その様子に首をかしげるのはザドールの方だった。
「……陛下?」
「いや……世界征服を企むつもりなら、いずれその黒ずくめの集団が我に関わってくる可能性もあるかもな」
「お待ちください。先ほども申し上げましたが、一人の人間が見たという夢の話ですよ。それをまさか信じるとおっしゃるのですか?」
「確かにただの夢の話なら我も信じない。……信じないが、ザドールはこんな話を聞いたことはあるか? ヴィーンラディの預言者の話を」
「え?」
「もしかしたら君も知っているかもしれないが、彼女が……ルディアがそのヴィーンラディの預言者だという可能性が高い」
ヴィーンラディの国王にも認められるほどのかなり有名な魔術師として、その名前が国外にもちらほらと知れ渡っているのがルディア・ロンバルトというあの女。

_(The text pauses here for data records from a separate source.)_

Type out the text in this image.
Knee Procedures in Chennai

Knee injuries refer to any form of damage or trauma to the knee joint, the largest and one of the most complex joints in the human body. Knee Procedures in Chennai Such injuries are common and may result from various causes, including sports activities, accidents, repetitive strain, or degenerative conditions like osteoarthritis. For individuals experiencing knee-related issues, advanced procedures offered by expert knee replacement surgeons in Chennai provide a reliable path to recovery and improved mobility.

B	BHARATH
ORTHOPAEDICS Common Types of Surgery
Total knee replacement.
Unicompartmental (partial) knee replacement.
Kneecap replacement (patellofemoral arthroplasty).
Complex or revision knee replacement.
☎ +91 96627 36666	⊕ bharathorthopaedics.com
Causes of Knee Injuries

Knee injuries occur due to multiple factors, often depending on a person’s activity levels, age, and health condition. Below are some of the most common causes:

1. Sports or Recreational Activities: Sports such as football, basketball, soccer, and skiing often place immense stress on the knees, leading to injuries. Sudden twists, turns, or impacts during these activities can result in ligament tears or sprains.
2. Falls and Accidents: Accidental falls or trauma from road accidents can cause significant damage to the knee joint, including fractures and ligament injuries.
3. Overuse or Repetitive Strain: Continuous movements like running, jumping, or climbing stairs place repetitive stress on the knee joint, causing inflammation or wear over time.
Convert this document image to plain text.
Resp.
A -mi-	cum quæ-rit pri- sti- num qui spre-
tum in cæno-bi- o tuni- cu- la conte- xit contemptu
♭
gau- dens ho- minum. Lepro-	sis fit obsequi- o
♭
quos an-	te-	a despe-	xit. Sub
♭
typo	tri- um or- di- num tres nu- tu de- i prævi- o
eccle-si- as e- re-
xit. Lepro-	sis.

しかし、そのヴィーンラディにはもう一つ気になる話がある。
「ヴィーンラディの預言者というと、確か夢で見たことが現実になる可能性が非常に高いことから名づけられたあだ名を持つ魔術師の話ですよね?」
「そうだ。だが、その正体は謎に包まれている。男か女かもわからない人間が、それこそヴィーンラディの国王を通じて広めた預言はそのほとんどが的中するから事前の準備をしていて助かったというエピソードがいくつもあるからな」
だがその予言が外れることもあるがゆえに、一部ではヴィーンラディの預言者なんて嘘っぱちだろうという連中が、その正体を暴こうとやっきになっているらしい。
そのような連中から身を守るために、預言者のプロフィールは一切謎に包まれて機密事項とされているのだ。